According to the judgment in the case of David Ashley Price versus the Minister of Correctional Services, Section 276 A of the Criminal Procedures Act allowed for the conversion of imprisonment into correctional supervision in a case where a person was
sentenced to imprisonment for a period exceeding five years, but the date of release was not more than five years in the future *3.

The act allows for an application to the clerk or registrar of the court for the prisoner to appear before a court to reconsider the sentence.

In Shaik's case, his earliest date of release would be seven-and-a-half years.

He has already served about two years and four months and in slightly more than two months he would have served two-and-a-half years, meaning his earliest date of release would be less than five years "in the future".

If Shaik makes the application, the clerk or the registrar of the court must consult the prosecutor and set the matter down for a specific date on the roll of the court concerned.

After hearing the matter, the court may convert a sentence into correctional supervision.

With acknowledgements to Tania Broughton and Cape Times.




*1       This is actually a poor show for a couple of reasons :

This is simplistic to justify: the crime which lead to initially to the ownership of the assets had already occurred or was still in process long before arrest and indictment.

So in this case the asset and its interest should have been forfeited around November 2001 and not in January 2006.


*2      And this is where the matter should have gone, i.e. to formally determined what is correct and to set a precedent for the future (which should include a lot of such forfeitures from the Arms Deal alone *4).

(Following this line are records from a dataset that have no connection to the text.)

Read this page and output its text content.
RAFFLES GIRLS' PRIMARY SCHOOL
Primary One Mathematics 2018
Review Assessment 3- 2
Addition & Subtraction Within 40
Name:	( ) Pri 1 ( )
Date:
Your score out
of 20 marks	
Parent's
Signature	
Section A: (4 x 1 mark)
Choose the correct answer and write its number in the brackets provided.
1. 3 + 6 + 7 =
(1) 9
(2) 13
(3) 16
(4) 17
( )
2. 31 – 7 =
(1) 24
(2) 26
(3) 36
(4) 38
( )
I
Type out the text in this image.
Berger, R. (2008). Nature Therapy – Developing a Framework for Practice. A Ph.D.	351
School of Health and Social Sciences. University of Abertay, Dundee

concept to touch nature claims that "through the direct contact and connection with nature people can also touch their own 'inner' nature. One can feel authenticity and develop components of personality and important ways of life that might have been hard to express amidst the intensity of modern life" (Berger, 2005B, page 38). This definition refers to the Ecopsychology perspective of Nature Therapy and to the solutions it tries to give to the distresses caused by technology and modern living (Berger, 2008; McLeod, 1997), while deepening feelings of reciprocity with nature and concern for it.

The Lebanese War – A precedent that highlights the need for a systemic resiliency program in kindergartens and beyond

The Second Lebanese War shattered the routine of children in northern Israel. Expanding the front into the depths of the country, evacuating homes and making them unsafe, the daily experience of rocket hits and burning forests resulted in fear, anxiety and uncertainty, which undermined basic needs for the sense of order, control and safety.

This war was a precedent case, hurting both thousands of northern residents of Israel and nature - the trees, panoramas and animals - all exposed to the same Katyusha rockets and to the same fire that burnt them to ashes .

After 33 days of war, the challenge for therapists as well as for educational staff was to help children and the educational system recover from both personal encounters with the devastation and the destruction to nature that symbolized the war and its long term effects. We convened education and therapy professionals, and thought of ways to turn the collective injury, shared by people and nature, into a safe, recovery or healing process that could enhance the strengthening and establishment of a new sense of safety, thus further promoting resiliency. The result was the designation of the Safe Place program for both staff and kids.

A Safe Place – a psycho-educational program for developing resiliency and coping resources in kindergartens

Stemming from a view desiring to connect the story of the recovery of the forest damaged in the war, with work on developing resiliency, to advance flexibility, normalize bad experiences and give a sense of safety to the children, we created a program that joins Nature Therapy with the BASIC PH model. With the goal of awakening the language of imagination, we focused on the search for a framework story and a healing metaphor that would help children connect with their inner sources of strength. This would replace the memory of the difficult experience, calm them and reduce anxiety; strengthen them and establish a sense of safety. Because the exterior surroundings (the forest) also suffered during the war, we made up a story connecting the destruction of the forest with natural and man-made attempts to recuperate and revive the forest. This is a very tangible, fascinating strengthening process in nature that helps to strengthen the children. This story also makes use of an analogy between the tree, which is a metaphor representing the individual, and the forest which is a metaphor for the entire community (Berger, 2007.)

*3      This wording, if correct says all that is necessary: Shaik has been in jail for some two years and has a sentence of 15 years. That leases 13 years to serve. Parole is not an automatic right, it is based on inter alia behaviour in prison and is only granted after parole hearings. Therefore the date of release is currently more than five years in the future.

In around 2016/7 the date of release will not be more than five years in the future.

Do the logic do the arithmetic.


*4      Why is Thabo Mbeki and the ANC in particular so fearful of a full and proper Arms Deal investigation?

It's mainly because they will have to give back something like R2 billion in criminally gotten gains and R1 billion in interest.

The ANC will be bankrupt and one of the ANC's favourite sons, Fana Hlongwane will have to settle for a lower class of callgirl.


All kudos to Tania Broughton for excellent investigative work to expose this kind of secretive nonsense.